De Michel Tremblay, mise en scène de Victor Scheffer, avec Sandy Duret, Gaelle Swann, Matthieu Meunier, Emmanuel Dell’Erba, Kody, Xavier Elsen, Céline Chappuis, Hélène de Bruxelles et Karen de Paduwa
Du 3 au 25 mai 2015 à 20h30 au Théâtre de la Toison d’Or
Il était une fois, au fond des grands bosquets lointains de nos souvenirs et dans les magnifiques châteaux de notre enfance, un petit chaperon rouge qui avait peur du grand loup, une Belle au bois dormant ensommeillée dans l’attente de son prince charmant, une Cendrillon qui balayait en rêvant d’une meilleure vie… Il était une fois, deux fois et mille fois, toutes ces balivernes, autant de fois qu’on nous a raconté des histoires auxquelles on s’est accroché avant de tomber dans la déception de la réalité.

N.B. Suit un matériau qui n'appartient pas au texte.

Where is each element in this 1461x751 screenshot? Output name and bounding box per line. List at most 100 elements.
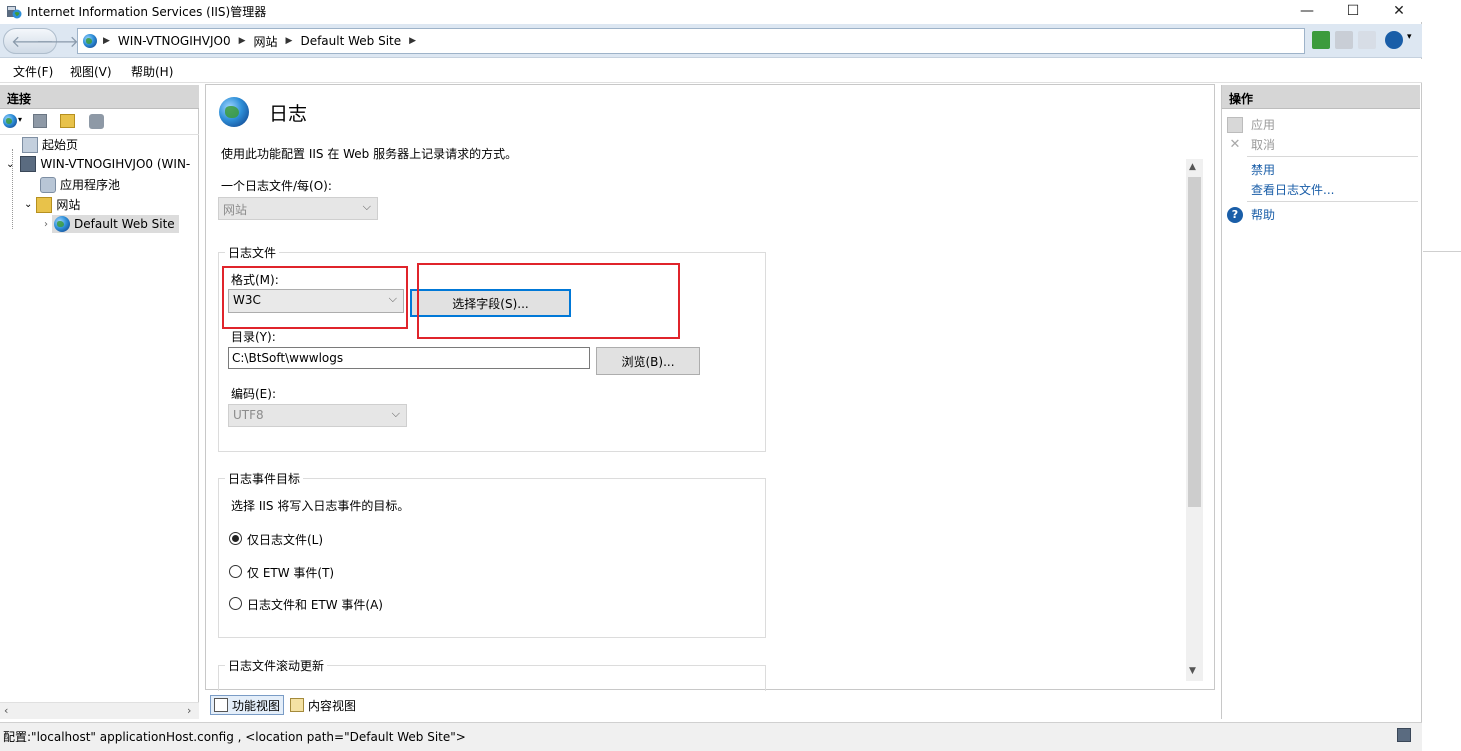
tree-item-server[interactable]: ⌄ WIN-VTNOGIHVJO0 (WIN- — [6, 156, 190, 172]
breadcrumb-server[interactable]: WIN-VTNOGIHVJO0 — [112, 34, 237, 48]
tree-item-default-web-site[interactable]: › Default Web Site — [44, 215, 179, 233]
help-icon: ? — [1227, 206, 1243, 223]
scroll-up-icon[interactable]: ▲ — [1189, 162, 1196, 172]
tab-content-view[interactable]: 内容视图 — [287, 695, 359, 715]
status-text: 配置:"localhost" applicationHost.config , … — [3, 730, 466, 744]
tree-item-start-page[interactable]: 起始页 — [22, 136, 78, 153]
collapse-chevron-icon[interactable]: › — [44, 219, 48, 230]
one-log-select[interactable]: 网站 ⌵ — [218, 197, 378, 220]
tree-item-label: 网站 — [56, 198, 81, 212]
browse-button[interactable]: 浏览(B)... — [596, 347, 700, 375]
address-row: 🡐 🡒 ▶ WIN-VTNOGIHVJO0 ▶ 网站 ▶ Default Web… — [0, 24, 1422, 58]
scroll-down-icon[interactable]: ▼ — [1189, 666, 1196, 676]
action-cancel[interactable]: ✕ 取消 — [1227, 136, 1275, 153]
radio-label[interactable]: 日志文件和 ETW 事件(A) — [247, 596, 383, 613]
action-label: 帮助 — [1251, 208, 1276, 222]
help-icon[interactable] — [1385, 31, 1403, 49]
up-folder-icon[interactable] — [60, 114, 75, 128]
help-dropdown-icon[interactable]: ▾ — [1407, 32, 1412, 42]
event-target-description: 选择 IIS 将写入日志事件的目标。 — [231, 499, 410, 513]
app-pool-icon — [40, 176, 56, 193]
selected-node: Default Web Site — [52, 215, 179, 233]
address-bar[interactable]: ▶ WIN-VTNOGIHVJO0 ▶ 网站 ▶ Default Web Sit… — [77, 28, 1305, 54]
highlight-box-format — [222, 266, 408, 329]
scroll-thumb[interactable] — [1188, 177, 1201, 507]
menu-view[interactable]: 视图(V) — [70, 63, 112, 80]
one-log-label: 一个日志文件/每(O): — [221, 179, 332, 193]
radio-log-file-only[interactable] — [229, 532, 242, 545]
expand-chevron-icon[interactable]: ⌄ — [6, 159, 14, 170]
chevron-down-icon: ⌵ — [362, 200, 371, 213]
refresh-icon[interactable] — [1312, 31, 1330, 49]
expand-chevron-icon[interactable]: ⌄ — [24, 199, 32, 210]
breadcrumb-site[interactable]: Default Web Site — [294, 34, 407, 48]
tab-label: 功能视图 — [232, 698, 281, 713]
close-button[interactable]: ✕ — [1376, 0, 1422, 22]
highlight-box-select-fields — [417, 263, 680, 339]
one-log-value: 网站 — [223, 203, 248, 217]
chevron-down-icon: ⌵ — [391, 407, 400, 420]
directory-input[interactable]: C:\BtSoft\wwwlogs — [228, 347, 590, 369]
globe-icon — [54, 216, 70, 232]
crumb-separator-icon: ▶ — [103, 36, 110, 46]
minimize-button[interactable]: — — [1284, 0, 1330, 22]
feature-description: 使用此功能配置 IIS 在 Web 服务器上记录请求的方式。 — [221, 147, 518, 161]
breadcrumb-sites[interactable]: 网站 — [248, 33, 284, 50]
tree-item-app-pools[interactable]: 应用程序池 — [40, 176, 120, 193]
action-disable[interactable]: 禁用 — [1227, 161, 1275, 178]
radio-both[interactable] — [229, 597, 242, 610]
tree-item-sites[interactable]: ⌄ 网站 — [24, 196, 80, 213]
vertical-scrollbar[interactable]: ▲ ▼ — [1186, 159, 1203, 681]
window-title: Internet Information Services (IIS)管理器 — [27, 5, 267, 19]
globe-icon — [83, 34, 97, 48]
connections-toolbar: ▾ — [0, 109, 199, 135]
encoding-select[interactable]: UTF8 ⌵ — [228, 404, 407, 427]
apply-icon — [1227, 116, 1243, 133]
save-icon[interactable] — [33, 114, 47, 128]
features-view-icon — [214, 698, 228, 712]
server-icon — [20, 156, 37, 172]
page-title: 日志 — [269, 103, 308, 125]
forward-arrow-icon[interactable]: 🡒 — [36, 31, 79, 51]
blank-icon — [1227, 162, 1243, 178]
radio-label[interactable]: 仅日志文件(L) — [247, 531, 323, 548]
radio-label[interactable]: 仅 ETW 事件(T) — [247, 564, 334, 581]
action-label: 取消 — [1251, 138, 1276, 152]
log-file-group-title: 日志文件 — [225, 244, 280, 261]
feature-pane: 日志 使用此功能配置 IIS 在 Web 服务器上记录请求的方式。 一个日志文件… — [205, 84, 1215, 691]
horizontal-scrollbar[interactable]: ‹ › — [0, 702, 199, 719]
action-apply[interactable]: 应用 — [1227, 116, 1275, 133]
connect-globe-icon[interactable] — [3, 114, 17, 128]
menu-help[interactable]: 帮助(H) — [131, 63, 173, 80]
action-view-logs[interactable]: 查看日志文件... — [1227, 181, 1334, 198]
maximize-button[interactable]: ☐ — [1330, 0, 1376, 22]
stop-icon[interactable] — [1335, 31, 1353, 49]
cancel-icon: ✕ — [1229, 136, 1241, 152]
tab-features-view[interactable]: 功能视图 — [210, 695, 285, 715]
actions-header: 操作 — [1222, 85, 1420, 109]
status-bar: 配置:"localhost" applicationHost.config , … — [0, 722, 1422, 751]
content-view-icon — [290, 698, 304, 712]
tree-item-label: Default Web Site — [74, 217, 175, 231]
connect-dropdown-icon[interactable]: ▾ — [18, 115, 22, 124]
blank-icon — [1227, 182, 1243, 198]
logging-globe-icon — [219, 97, 249, 127]
menu-bar: 文件(F) 视图(V) 帮助(H) — [0, 59, 1422, 83]
tab-label: 内容视图 — [308, 698, 357, 713]
action-label: 禁用 — [1251, 163, 1276, 177]
encoding-label: 编码(E): — [231, 387, 276, 401]
action-label: 查看日志文件... — [1251, 183, 1335, 197]
crumb-separator-icon: ▶ — [285, 36, 293, 46]
view-tabs: 功能视图 内容视图 — [205, 694, 1215, 716]
action-help[interactable]: ? 帮助 — [1227, 206, 1275, 223]
sites-folder-icon — [36, 196, 53, 213]
scroll-right-icon[interactable]: › — [187, 704, 191, 717]
scroll-left-icon[interactable]: ‹ — [4, 704, 8, 717]
home-icon[interactable] — [1358, 31, 1376, 49]
start-page-icon — [22, 136, 38, 153]
disconnect-icon[interactable] — [89, 114, 104, 129]
tree-item-label: 应用程序池 — [60, 178, 121, 192]
menu-file[interactable]: 文件(F) — [13, 63, 53, 80]
connection-status-icon — [1397, 728, 1411, 742]
radio-etw-only[interactable] — [229, 565, 242, 578]
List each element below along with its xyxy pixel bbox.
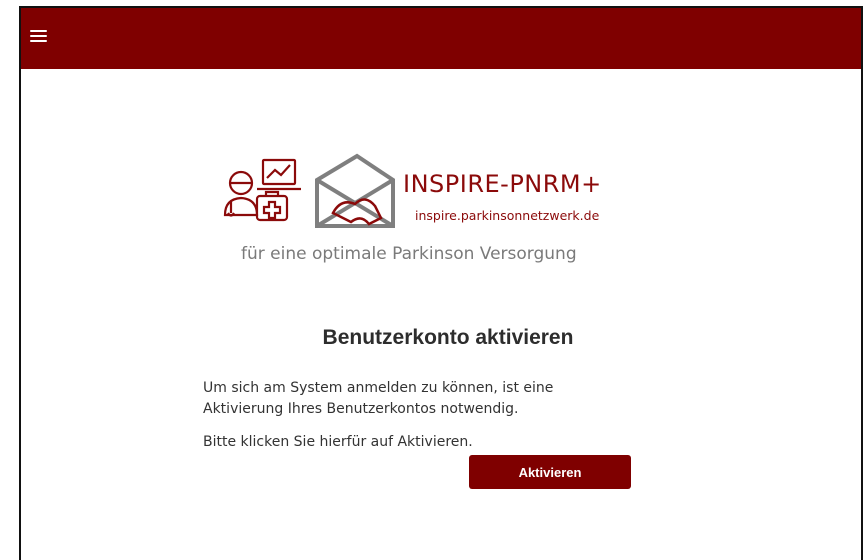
page-title: Benutzerkonto aktivieren [322, 326, 574, 349]
brand-url: inspire.parkinsonnetzwerk.de [415, 208, 600, 223]
medical-kit-icon [255, 190, 289, 222]
brand-tagline: für eine optimale Parkinson Versorgung [241, 244, 577, 264]
monitor-chart-icon [257, 158, 301, 191]
doctor-icon [223, 170, 259, 217]
map-envelope-icon [315, 153, 395, 228]
app-window: INSPIRE-PNRM+ inspire.parkinsonnetzwerk.… [19, 6, 863, 560]
activation-message: Um sich am System anmelden zu können, is… [203, 380, 554, 417]
brand-title: INSPIRE-PNRM+ [403, 170, 602, 198]
activate-button[interactable]: Aktivieren [469, 455, 631, 489]
activation-instruction: Bitte klicken Sie hierfür auf Aktivieren… [203, 434, 473, 450]
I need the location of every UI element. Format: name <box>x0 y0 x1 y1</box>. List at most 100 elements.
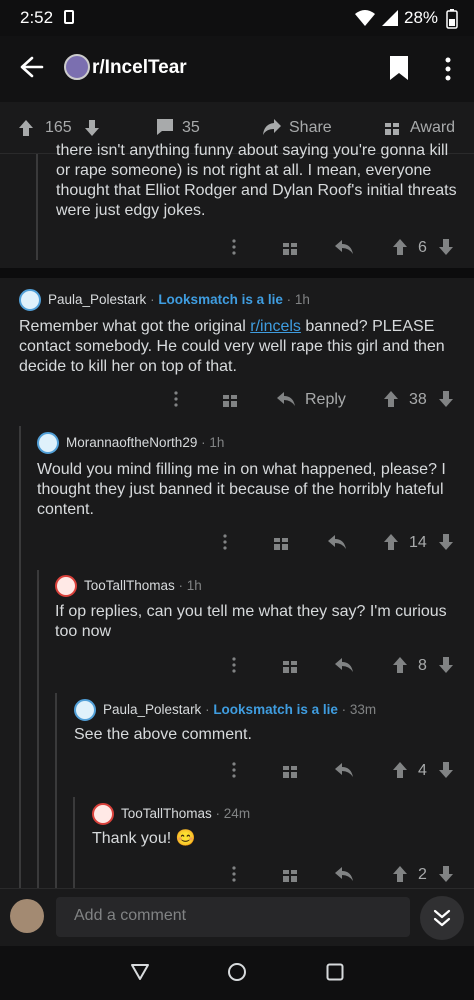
comment-more-icon[interactable] <box>223 534 227 550</box>
award-icon[interactable] <box>282 656 298 674</box>
upvote-icon[interactable] <box>18 119 34 137</box>
status-time: 2:52 <box>20 8 54 27</box>
home-circle-icon[interactable] <box>227 962 247 982</box>
subreddit-avatar[interactable] <box>64 54 90 80</box>
comment-icon[interactable] <box>156 118 174 136</box>
comment-text: there isn't anything funny about saying … <box>56 142 457 219</box>
battery-icon <box>446 9 458 29</box>
award-button[interactable]: Award <box>410 119 455 137</box>
downvote-icon[interactable] <box>438 761 454 779</box>
user-flair: Looksmatch is a lie <box>213 702 338 717</box>
user-avatar[interactable] <box>92 803 114 825</box>
comment-body: Remember what got the original r/incels … <box>19 317 459 377</box>
recents-square-icon[interactable] <box>326 963 344 981</box>
comment-age: 1h <box>209 435 225 450</box>
downvote-icon[interactable] <box>438 656 454 674</box>
comment-text: If op replies, can you tell me what they… <box>55 603 447 640</box>
comment-meta: MorannaoftheNorth29 · 1h <box>66 435 225 450</box>
comment-age: 33m <box>349 702 377 717</box>
upvote-icon[interactable] <box>392 761 408 779</box>
vote-count: 2 <box>418 866 427 883</box>
more-options-icon[interactable] <box>444 57 452 81</box>
battery-percent: 28% <box>404 8 439 27</box>
comment-text: Would you mind filling me in on what hap… <box>37 461 446 518</box>
post-upvote-count: 165 <box>45 119 72 136</box>
thread-line <box>73 797 75 888</box>
downvote-icon[interactable] <box>438 865 454 883</box>
upvote-icon[interactable] <box>383 390 399 408</box>
comment-text: See the above comment. <box>74 726 252 743</box>
reply-icon[interactable] <box>334 866 354 882</box>
reply-button[interactable]: Reply <box>305 391 346 409</box>
award-icon[interactable] <box>282 865 298 883</box>
comment-author[interactable]: Paula_Polestark <box>48 292 146 307</box>
comment-body: Would you mind filling me in on what hap… <box>37 460 459 520</box>
upvote-icon[interactable] <box>392 656 408 674</box>
award-icon[interactable] <box>282 238 298 256</box>
comment-body: If op replies, can you tell me what they… <box>55 602 459 642</box>
vote-count: 14 <box>409 534 427 551</box>
user-avatar[interactable] <box>19 289 41 311</box>
signal-icon <box>382 10 398 26</box>
reply-icon[interactable] <box>327 534 347 550</box>
avatar[interactable] <box>10 899 44 933</box>
thread-line <box>19 426 21 888</box>
comment-author[interactable]: TooTallThomas <box>121 806 212 821</box>
comment-input[interactable]: Add a comment <box>56 897 410 937</box>
jump-to-next-comment-button[interactable] <box>420 896 464 940</box>
downvote-icon[interactable] <box>438 238 454 256</box>
upvote-icon[interactable] <box>392 238 408 256</box>
award-icon[interactable] <box>282 761 298 779</box>
comment-author[interactable]: TooTallThomas <box>84 578 175 593</box>
comment-more-icon[interactable] <box>232 866 236 882</box>
subreddit-link[interactable]: r/incels <box>250 318 301 335</box>
downvote-icon[interactable] <box>438 533 454 551</box>
upvote-icon[interactable] <box>392 865 408 883</box>
comment-body: See the above comment. <box>74 725 459 745</box>
comment-more-icon[interactable] <box>232 762 236 778</box>
comment-age: 1h <box>294 292 310 307</box>
award-icon[interactable] <box>222 390 238 408</box>
reply-icon[interactable] <box>334 239 354 255</box>
comment-body: there isn't anything funny about saying … <box>56 141 466 223</box>
status-bar: 2:52 28% <box>0 0 474 36</box>
vote-count: 38 <box>409 391 427 408</box>
comment-more-icon[interactable] <box>232 657 236 673</box>
save-bookmark-icon[interactable] <box>388 55 410 81</box>
vote-count: 4 <box>418 762 427 779</box>
back-triangle-icon[interactable] <box>130 963 150 981</box>
post-comment-count[interactable]: 35 <box>182 119 200 137</box>
award-icon[interactable] <box>273 533 289 551</box>
comment-text: Remember what got the original <box>19 318 251 335</box>
vote-count: 8 <box>418 657 427 674</box>
comment-more-icon[interactable] <box>174 391 178 407</box>
user-avatar[interactable] <box>55 575 77 597</box>
user-flair: Looksmatch is a lie <box>158 292 283 307</box>
comment-more-icon[interactable] <box>232 239 236 255</box>
comment-author[interactable]: Paula_Polestark <box>103 702 201 717</box>
share-icon[interactable] <box>262 118 282 136</box>
comment-age: 1h <box>186 578 202 593</box>
subreddit-title[interactable]: r/IncelTear <box>92 57 187 79</box>
share-button[interactable]: Share <box>289 119 332 137</box>
sim-icon <box>64 10 74 24</box>
award-icon[interactable] <box>384 118 400 136</box>
upvote-icon[interactable] <box>383 533 399 551</box>
comment-author[interactable]: MorannaoftheNorth29 <box>66 435 197 450</box>
back-arrow-icon[interactable] <box>20 56 44 78</box>
downvote-icon[interactable] <box>438 390 454 408</box>
downvote-icon[interactable] <box>84 119 100 137</box>
comment-meta: TooTallThomas · 1h <box>84 578 202 593</box>
system-nav-bar <box>0 946 474 1000</box>
thread-line <box>37 570 39 888</box>
reply-icon[interactable] <box>276 391 296 407</box>
comment-meta: Paula_Polestark · Looksmatch is a lie · … <box>103 702 377 717</box>
reply-icon[interactable] <box>334 657 354 673</box>
user-avatar[interactable] <box>37 432 59 454</box>
comment-body: Thank you! 😊 <box>92 829 459 849</box>
comment-separator <box>0 268 474 278</box>
reply-icon[interactable] <box>334 762 354 778</box>
vote-count: 6 <box>418 239 427 256</box>
thread-line <box>55 693 57 888</box>
user-avatar[interactable] <box>74 699 96 721</box>
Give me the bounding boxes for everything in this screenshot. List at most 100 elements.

Les Héros de mon enfance vient mettre fin à la suradéquation de ces histoires. La pièce ne casse pas seulement les stéréotypes des contes de fées mais les transforme en révélant les couches internes les plus profondes des personnages. La méchante sorcière qui a déjà couché avec le grand méchant loup est en un homme barbu en talons à la voix grave qui semble sortir d’un Rocky Horror Picture Show. Le prince charmant préfère se taper le grand méchant loup que d’embrasser la Belle au bois dormant. Cette dernière semble avoir avalé, en plus de quelques substances non conseillées pour enfants, le dictionnaire du français soutenu. Le Petit Poucet dépose sa trompe dans la corolle du Petit Chaperon Rouge et le monde des deux enfants se trouve à jamais transformé.
Comme le fait Bruno Bettelheim dans son ouvrage « Psychanalyse des contes de fées » auquel la pièce semble faire un clin d’œil, Tremblay et Scheffer transforment les bijoux de l’enfance en sexe, viol, violence, pédophilie, toxicomanie, travestissement, égocentrisme… Aujourd’hui plus que toujours, ne faut-il pas éduquer ses enfants dans la réalité d’un monde imparfait plutôt que de les laisser baigner dans l’ignorance et la perfection des contes de fées ?
La mise en scène de Scheffer donne au texte de Tremblay toute sa puissance et lui rajoute une dimension moderne qui va de pair avec notre monde d’aujourd’hui. Si le physique d’un acteur effectue la moitié de son travail en le rapprochant de l’apparence d’un type de personnages, le caste de la pièce va plus loin avec des performances bien hallucinantes. Les acteurs vous transportent – en employant chansons, danses, performances et comédie – dans un monde féérique, et non pas celui auquel vous vous attendez.
S’il s’avère difficile d’employer les codes du théâtre enfantin tout en les détournant pour un public plus âgé, Les Héros de mon enfance parvient à employer la parfaite adéquation entre le genre et l’anti-genre.